How Does a CTEM Approach Compare to Alternative Management Programs?

Here we focus on how the comprehensive and broad capabilities of the CTEM approach compare to more focused management programs such as vulnerability management, red teaming, penetration testing, and external attack surface management (EASM) that also attempt to address cyber threats and are considered to be components of CTEM.

CTEM vs. Vulnerability Management

Vulnerability management identifies and prioritizes security weaknesses within systems and applications, while CTEM is focused on broader monitoring and security concerns, including testing configurations and other potential weaknesses.

CTEM vs. Red Teaming

During red teaming exercises, testers simulate cyberattacks to evaluate weaknesses in the security posture as part of a CTEM approach. This offers insight into the resilience of existing CTEM measures against complex cyber threats, and how teams might improve their overall incident response.

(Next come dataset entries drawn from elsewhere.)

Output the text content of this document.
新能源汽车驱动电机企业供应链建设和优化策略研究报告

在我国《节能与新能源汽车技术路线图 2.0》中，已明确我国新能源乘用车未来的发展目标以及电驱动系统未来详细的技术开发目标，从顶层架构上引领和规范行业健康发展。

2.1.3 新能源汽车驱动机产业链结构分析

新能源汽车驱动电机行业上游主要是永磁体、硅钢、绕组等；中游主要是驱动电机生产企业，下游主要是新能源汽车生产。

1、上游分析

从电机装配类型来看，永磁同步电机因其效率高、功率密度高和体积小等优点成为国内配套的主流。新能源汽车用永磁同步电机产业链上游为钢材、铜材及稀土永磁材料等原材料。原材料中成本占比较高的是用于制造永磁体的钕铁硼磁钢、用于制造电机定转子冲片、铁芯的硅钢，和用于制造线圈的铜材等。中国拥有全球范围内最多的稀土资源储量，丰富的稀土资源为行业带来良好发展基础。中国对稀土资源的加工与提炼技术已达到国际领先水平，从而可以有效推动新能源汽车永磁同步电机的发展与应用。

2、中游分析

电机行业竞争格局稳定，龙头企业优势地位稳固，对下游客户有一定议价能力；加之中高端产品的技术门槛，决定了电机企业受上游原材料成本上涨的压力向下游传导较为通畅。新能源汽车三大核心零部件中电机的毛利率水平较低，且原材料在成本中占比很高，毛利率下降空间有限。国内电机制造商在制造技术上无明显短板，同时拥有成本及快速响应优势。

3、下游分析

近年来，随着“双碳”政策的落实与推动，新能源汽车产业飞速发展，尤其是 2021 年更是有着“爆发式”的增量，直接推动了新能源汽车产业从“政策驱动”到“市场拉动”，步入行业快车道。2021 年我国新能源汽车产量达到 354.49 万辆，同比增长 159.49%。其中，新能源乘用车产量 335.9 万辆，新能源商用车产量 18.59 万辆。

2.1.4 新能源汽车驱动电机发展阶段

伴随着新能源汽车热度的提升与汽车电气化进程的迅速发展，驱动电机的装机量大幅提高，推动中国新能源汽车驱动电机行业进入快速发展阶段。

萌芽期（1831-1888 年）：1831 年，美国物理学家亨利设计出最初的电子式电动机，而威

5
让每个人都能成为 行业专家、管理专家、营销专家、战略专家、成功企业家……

CTEM vs. Penetration Testing

During penetration testing, controlled hackers systematically assess security by exploiting system, network, and application vulnerabilities using automated and manual tools. Penetration testing alone offers vital insights, but together with vulnerability management and red teaming it is a critical component of CTEM, providing a comprehensive view into organizational security posture.

CTEM vs. External Attack Surface Management (EASM)

EASM programs are components of CTEM that identify and monitor external-facing assets such as APIs, web applications, and cloud services to reduce the attack surface and mitigate potential security risks. Integrating EASM with other CTEM cybersecurity measures such as continuous monitoring and threat detection more effectively protects the external attack surface and mitigates potential cyber threats.

How Does AppOmni Compare to Various CTEM Vendors?

AppOmni offers SaaS Security Posture Management including threat detection—in-depth visibility into cloud and SaaS activities and event streams to identify threats and potential security exposures that may compromise cloud and SaaS environments before they are exploited. AppOmni continuously monitors SaaS platforms against security policies, allowing organizations to receive alerts automatically if suspicious activity—such as several failed login attempts from different IP addresses in rapid succession—is detected. AppOmni also prioritizes security tasks based on their potential impact on business-critical functions and streamlines the process to meet compliance requirements through automated audits and reporting. Scalable solutions and deeper insight into the SaaS ecosystem help security and IT teams reduce the odds of severe and costly data breaches drastically.